Familial Arrhythmia Syndromes

The heart muscle is responsible for circulating blood throughout the body. When the heart does not operate as it is supposed to and develops an irregular or abnormal rhythm, the condition is known as an abnormal heart rhythm, or arrhythmia.

Arrhythmia is any variation from the heartbeat's normal rhythm. The heart rate at rest is usually between 60 and 100 beats per minute. Much lower rates may be normal in young adults, particularly those who are physically fit. Variations in heart rate are normal. The heart rate responds not only to exercise and inactivity but also to such factors as pain and anger. When the heart rate is too fast or too slow, or when the electrical impulses travel in abnormal pathways, the heartbeat is considered abnormal. Such rhythms may be regular or irregular.

Arrhythmia can be broken down into two main causes:

  • Primary electrical disease: arrhythmias in the absence of structural heart disease
  • Secondary arrhythmia syndromes: arrhythmias in the presence of structural heart disease

When the condition is genetic and passed down through families, it is known as a familial arrhythmia. Types of familial arrhythmia include:

Symptoms

Symptoms of familial arrhythmia syndromes can vary depending on the type and cause of the arrhythmia. General arrhythmia symptoms that patients may experience are:

  • Palpitations — the feeling of a rapid or fluttering heartbeat
  • Pounding in the chest
  • Dizziness
  • Shortness of breath
  • Weakness or fatigue

How a patient describes his or her arrhythmia symptoms often helps the physician diagnose the type of arrhythmia and determine how serious it is. The most important considerations are whether:

  • Heartbeats are fast or slow, regular or irregular, or short or long
  • Person feels dizzy, light-headed, faint, or even loses consciousness
  • Person is experiencing chest pain, shortness of breath or other unusual sensations along with the palpitations
  • Palpitations happen when the patient is at rest or only during strenuous or unusual activity
  • Palpitations start and stop suddenly or gradually


Causes and Risk Factors

Familial arrhythmias are diagnosed in patients of all ages, genders and ethnicities. Patients with a family history of arrhythmia may be at an increased risk of developing the condition. The condition can be caused by many different situations, including:

If a patient has a family history of arrhythmia, hypertension, heart disease, cardiomyopathy, valve disorders or heart attack, they should talk to their physician about evaluating their risk of developing an arrhythmia.

Diagnosis

Diagnosis of an arrhythmia will generally begin with the physician taking a medical history and performing a physical exam. During the physical exam, the physician will listen to the patient’s heart and lungs to detect any abnormal heart sounds. Patients are also asked for a detailed description of their symptoms.

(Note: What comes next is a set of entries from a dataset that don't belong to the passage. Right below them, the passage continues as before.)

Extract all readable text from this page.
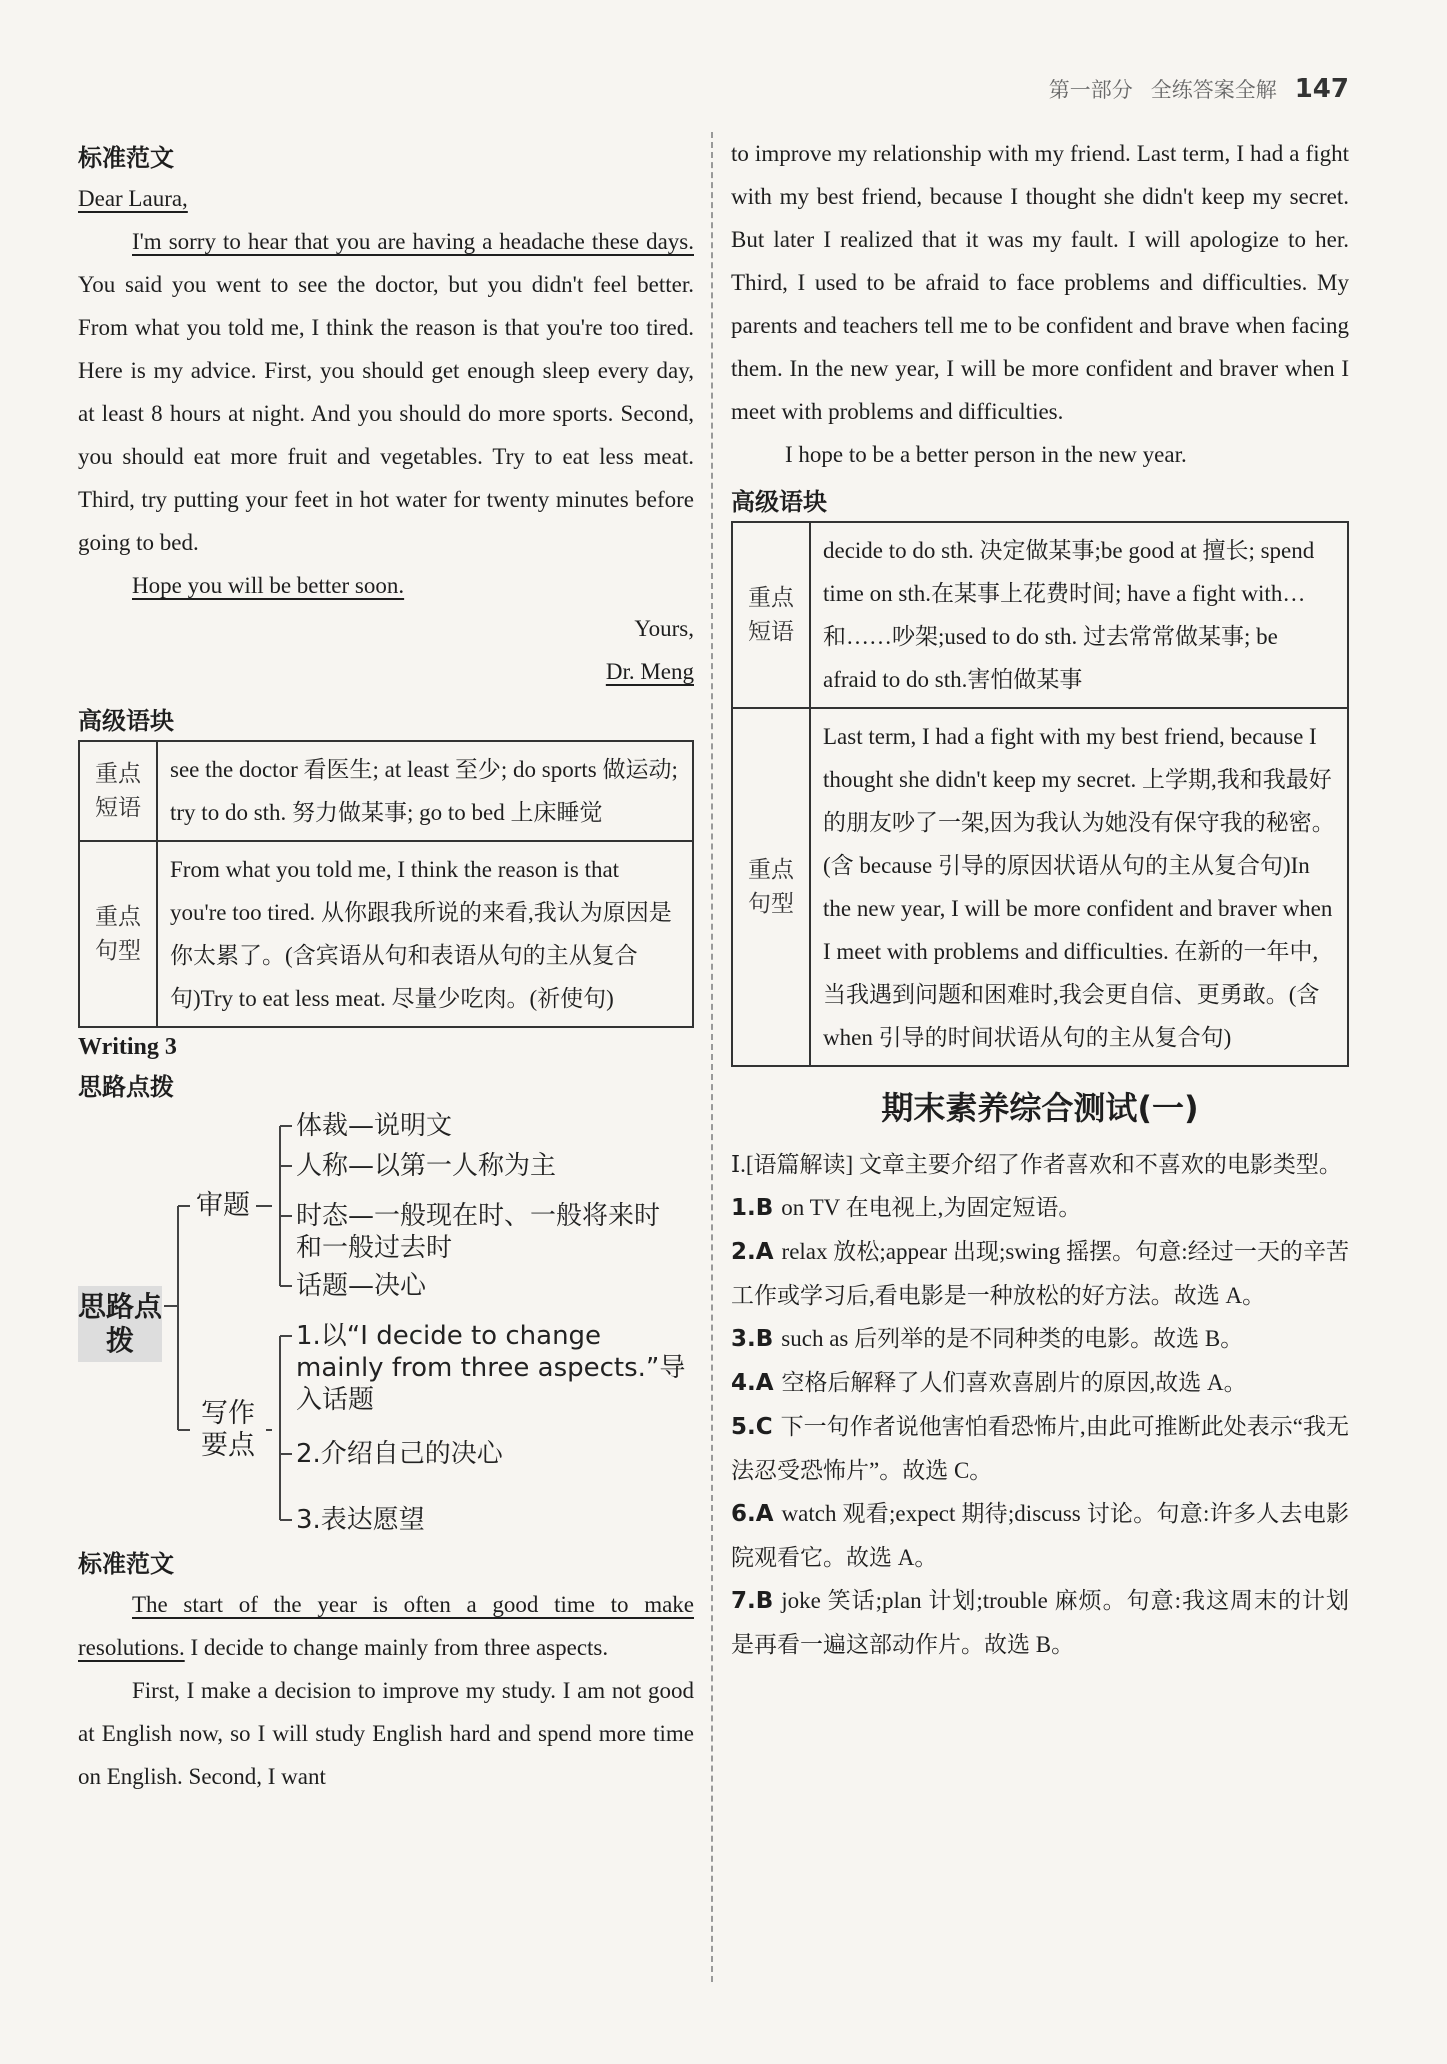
第一部分 全练答案全解 147
标准范文

Dear Laura,

I'm sorry to hear that you are having a headache these days. You said you went to see the doctor, but you didn't feel better. From what you told me, I think the reason is that you're too tired. Here is my advice. First, you should get enough sleep every day, at least 8 hours at night. And you should do more sports. Second, you should eat more fruit and vegetables. Try to eat less meat. Third, try putting your feet in hot water for twenty minutes before going to bed.

Hope you will be better soon.

Yours,

Dr. Meng

高级语块
重点短语	see the doctor 看医生; at least 至少; do sports 做运动; try to do sth. 努力做某事; go to bed 上床睡觉
重点句型	From what you told me, I think the reason is that you're too tired. 从你跟我所说的来看,我认为原因是你太累了。(含宾语从句和表语从句的主从复合句)Try to eat less meat. 尽量少吃肉。(祈使句)
Writing 3
思路点拨
思路点拨
审题
写作要点
体裁—说明文
人称—以第一人称为主
时态—一般现在时、一般将来时和一般过去时
话题—决心
1.以“I decide to change mainly from three aspects.”导入话题
2.介绍自己的决心
3.表达愿望
标准范文

The start of the year is often a good time to make resolutions. I decide to change mainly from three aspects.

First, I make a decision to improve my study. I am not good at English now, so I will study English hard and spend more time on English. Second, I want

to improve my relationship with my friend. Last term, I had a fight with my best friend, because I thought she didn't keep my secret. But later I realized that it was my fault. I will apologize to her. Third, I used to be afraid to face problems and difficulties. My parents and teachers tell me to be confident and brave when facing them. In the new year, I will be more confident and braver when I meet with problems and difficulties.

I hope to be a better person in the new year.

高级语块
重点短语	decide to do sth. 决定做某事;be good at 擅长; spend time on sth.在某事上花费时间; have a fight with…和……吵架;used to do sth. 过去常常做某事; be afraid to do sth.害怕做某事
重点句型	Last term, I had a fight with my best friend, because I thought she didn't keep my secret. 上学期,我和我最好的朋友吵了一架,因为我认为她没有保守我的秘密。(含 because 引导的原因状语从句的主从复合句)In the new year, I will be more confident and braver when I meet with problems and difficulties. 在新的一年中,当我遇到问题和困难时,我会更自信、更勇敢。(含 when 引导的时间状语从句的主从复合句)
期末素养综合测试(一)

Ⅰ.[语篇解读] 文章主要介绍了作者喜欢和不喜欢的电影类型。

1.B on TV 在电视上,为固定短语。

2.A relax 放松;appear 出现;swing 摇摆。句意:经过一天的辛苦工作或学习后,看电影是一种放松的好方法。故选 A。

3.B such as 后列举的是不同种类的电影。故选 B。

4.A 空格后解释了人们喜欢喜剧片的原因,故选 A。

5.C 下一句作者说他害怕看恐怖片,由此可推断此处表示“我无法忍受恐怖片”。故选 C。

6.A watch 观看;expect 期待;discuss 讨论。句意:许多人去电影院观看它。故选 A。

7.B joke 笑话;plan 计划;trouble 麻烦。句意:我这周末的计划是再看一遍这部动作片。故选 B。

After the physical exam, the physician may order tests to examine the heart muscle, the blood flow through the heart, and any potential leaking within the heart valves. An echocardiogram is a noninvasive procedure using a machine called a transducer that bounces sound waves off the heart and back into the transducer. These echoes are then translated into visual images. If the echocardiogram is inconclusive, imaging tests such as a cardiac MRI or chest X-ray may be used to see if the heart is enlarged.

An electrocardiogram is also noninvasive and may be used to examine the electrical activity of the heart. In some cases, it may be important to monitor the electrical activity over the course of an entire day. To do this, a portable device known as a Holter monitor is used.

If a long-term, life-threatening arrhythmia is suspected, electrophysiology studies may also be used to look at the electrical system of the heart.

Treatments

Treatment of arrhythmias will vary from one patient to another and will depend on the type, severity and cause of the condition. In some cases, when the abnormal heart rhythm is caused by an underlying condition — such as high blood pressure — treatment may focus on addressing that underlying condition. Treatment options may include lifestyle changes, medication, and sometimes surgery.

Lifestyle changes can often help manage arrhythmia symptoms. Maintaining a healthy weight and diet — such as eating foods low in sodium, sugar, saturated and trans fats, and cholesterol — are important for managing the condition. Engaging in physician-approved exercise may also be prescribed. Cedars-Sinai's Nutrition Counseling Services and New Leaf Personal Exercise Program may be part of the interdisciplinary healthcare team, in order to provide guidance and assistance to patients seeking lifestyle changes.

Medications such as beta blockers or calcium channel blockers may be used to slow the heartbeat and relax the heart muscle so that it can work more efficiently. Anticoagulants may also be prescribed to thin the blood and reduce the chance of a blood clot.

In some cases, surgery may be needed to implant a defibrillator or pacemaker. Catheter ablation is another treatment option. During this procedure, abnormal electrical pathways in the heart are eliminated using heat.

The knowledgeable and highly trained staff at the Cedars-Sinai Heart Institute will work with each patient to determine the best treatment option.